International climate discussions and the political question defense
The first three major tort-based climate change lawsuits against alleged greenhouse gas emitters were dismissed in part because they raised non-justiciable political questions (all three cases are currently on appeal). For example, the district court in Conn. v. Am. Elec. Power Co., Inc. rejected a public nuisance case brought by 8 state attorneys general against 5 power companies based on the companies’ greenhouse gas emissions. The court held that the case was non-justiciable because it required “identification and balancing of economic, environmental, foreign policy, and national security interests” of a “transcendently legislative nature.”
Recent events offer added support for advocates of the political question defense in climate-based tort litigation:
- A report submitted to the G8 by Tony Blair in advance of last week’s G8 summit (“Breaking the Deadlock: A Global Deal for our Low Carbon Future”) identified the significant hurdles in crafting national and international approaches to greenhouse gas emissions: “Given the complexity of the issues involved, the imprecision of much of the data, and the extraordinarily tricky interplay between the political, the technical and the organisational, answering the question of ‘how?’ is as difficult as any the international community has grappled with since the design of the post-war Bretton Woods economic institutions.”
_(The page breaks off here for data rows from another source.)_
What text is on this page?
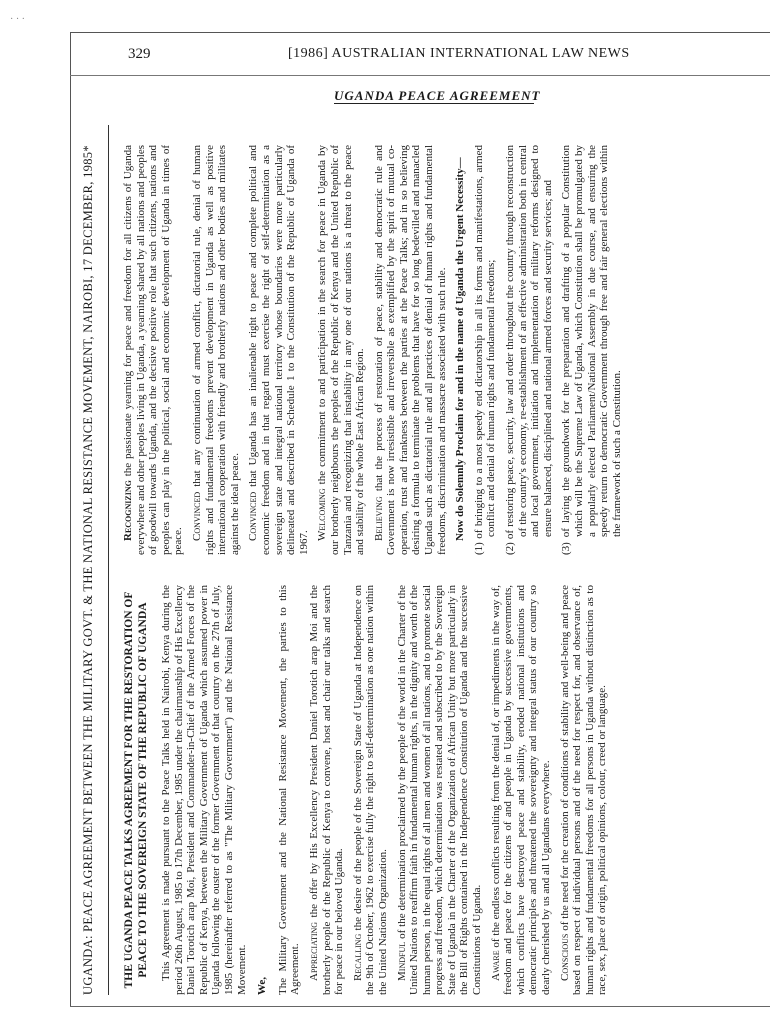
· · ·
329	[1986] AUSTRALIAN INTERNATIONAL LAW NEWS
UGANDA PEACE AGREEMENT
UGANDA: PEACE AGREEMENT BETWEEN THE MILITARY GOVT. & THE NATIONAL RESISTANCE MOVEMENT, NAIROBI, 17 DECEMBER, 1985*	THE UGANDA PEACE TALKS AGREEMENT FOR THE RESTORATION OF PEACE TO THE SOVEREIGN STATE OF THE REPUBLIC OF UGANDA This Agreement is made pursuant to the Peace Talks held in Nairobi, Kenya during the period 26th August, 1985 to 17th December, 1985 under the chairmanship of His Excellency Daniel Torotich arap Moi, President and Commander-in-Chief of the Armed Forces of the Republic of Kenya, between the Military Government of Uganda which assumed power in Uganda following the ouster of the former Government of that country on the 27th of July, 1985 (hereinafter referred to as "The Military Government") and the National Resistance Movement. We, The Military Government and the National Resistance Movement, the parties to this Agreement. Appreciating the offer by His Excellency President Daniel Torotich arap Moi and the brotherly people of the Republic of Kenya to convene, host and chair our talks and search for peace in our beloved Uganda. Recalling the desire of the people of the Sovereign State of Uganda at Independence on the 9th of October, 1962 to exercise fully the right to self-determination as one nation within the United Nations Organization. Mindful of the determination proclaimed by the people of the world in the Charter of the United Nations to reaffirm faith in fundamental human rights, in the dignity and worth of the human person, in the equal rights of all men and women of all nations, and to promote social progress and freedom, which determination was restated and subscribed to by the Sovereign State of Uganda in the Charter of the Organization of African Unity but more particularly in the Bill of Rights contained in the Independence Constitution of Uganda and the successive Constitutions of Uganda. Aware of the endless conflicts resulting from the denial of, or impediments in the way of, freedom and peace for the citizens of and people in Uganda by successive governments, which conflicts have destroyed peace and stability, eroded national institutions and democratic principles and threatened the sovereignty and integral status of our country so dearly cherished by us and all Ugandans everywhere. Conscious of the need for the creation of conditions of stability and well-being and peace based on respect of individual persons and of the need for respect for, and observance of, human rights and fundamental freedoms for all persons in Uganda without distinction as to race, sex, place of origin, political opinions, colour, creed or language.

Recognizing the passionate yearning for peace and freedom for all citizens of Uganda everywhere and other peoples living in Uganda, a yearning shared by all nations and peoples of goodwill towards Uganda, and the decisive positive role that such citizens, nations and peoples can play in the political, social and economic development of Uganda in times of peace.

Convinced that any continuation of armed conflict, dictatorial rule, denial of human rights and fundamental freedoms prevent development in Uganda as well as positive international cooperation with friendly and brotherly nations and other bodies and militates against the ideal peace. Convinced that Uganda has an inalienable right to peace and complete political and economic freedom and in that regard must exercise the right of self-determination as a sovereign state and integral national territory whose boundaries were more particularly delineated and described in Schedule 1 to the Constitution of the Republic of Uganda of 1967.

Welcoming the commitment to and participation in the search for peace in Uganda by our brotherly neighbours the peoples of the Republic of Kenya and the United Republic of Tanzania and recognizing that instability in any one of our nations is a threat to the peace and stability of the whole East African Region. Believing that the process of restoration of peace, stability and democratic rule and Government is now irresistible and irreversible as exemplified by the spirit of mutual co-operation, trust and frankness between the parties at the Peace Talks; and in so believing desiring a formula to terminate the problems that have for so long bedevilled and manacled Uganda such as dictatorial rule and all practices of denial of human rights and fundamental freedoms, discrimination and massacre associated with such rule. Now do Solemnly Proclaim for and in the name of Uganda the Urgent Necessity— (1) of bringing to a most speedy end dictatorship in all its forms and manifestations, armed conflict and denial of human rights and fundamental freedoms; (2) of restoring peace, security, law and order throughout the country through reconstruction of the country's economy, re-establishment of an effective administration both in central and local government, initiation and implementation of military reforms designed to ensure balanced, disciplined and national armed forces and security services; and (3) of laying the groundwork for the preparation and drafting of a popular Constitution which will be the Supreme Law of Uganda, which Constitution shall be promulgated by a popularly elected Parliament/National Assembly in due course, and ensuring the speedy return to democratic Government through free and fair general elections within the framework of such a Constitution.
- The same report later states: “When negotiators sit down in Copenhagen in December 2009, they will face one of the most formidable political challenges in recent history. They must build on the strengths, as well as address the weaknesses of the Kyoto Protocol, to create a successor treaty that will be agreed to, ratified, and enacted by 191 countries to take firm and decisive joint action on climate change. That is why this year’s G8, under the leadership of Japan, is so important.”
- Commentators noted that the G8’s announcement of a goal of a 50% reduction in Greenhouse Gases by 2050 leaves most of the tough questions unanswered, while developing countries rejected the G8 goal. In DOT EARTH, Andy Revkin posted an annotated analysis of the political machinations involved in the G8 climate declaration and the joint statement from established and emerging economies a day later.
- EPA’s Advanced Notice of Proposed Rulemaking, “Regulating Greenhouse Gas Emissions Under the Clean Air Act” (July 11, 2008), notes an active debate within the Executive and Legislative branches about how to regulate greenhouse gas emissions: “The implications of a decision to regulate GHGs under the Act are so far-reaching that a number of other federal agencies have offered critical comments and raised serious questions during interagency review of EPA’s ANPR. Rather than attempt to forge a consensus on matters of great complexity, controversy, and active legislative debate, the Administrator has decided to publish the views of other agencies and to seek comment on the full range of issues that they raise.”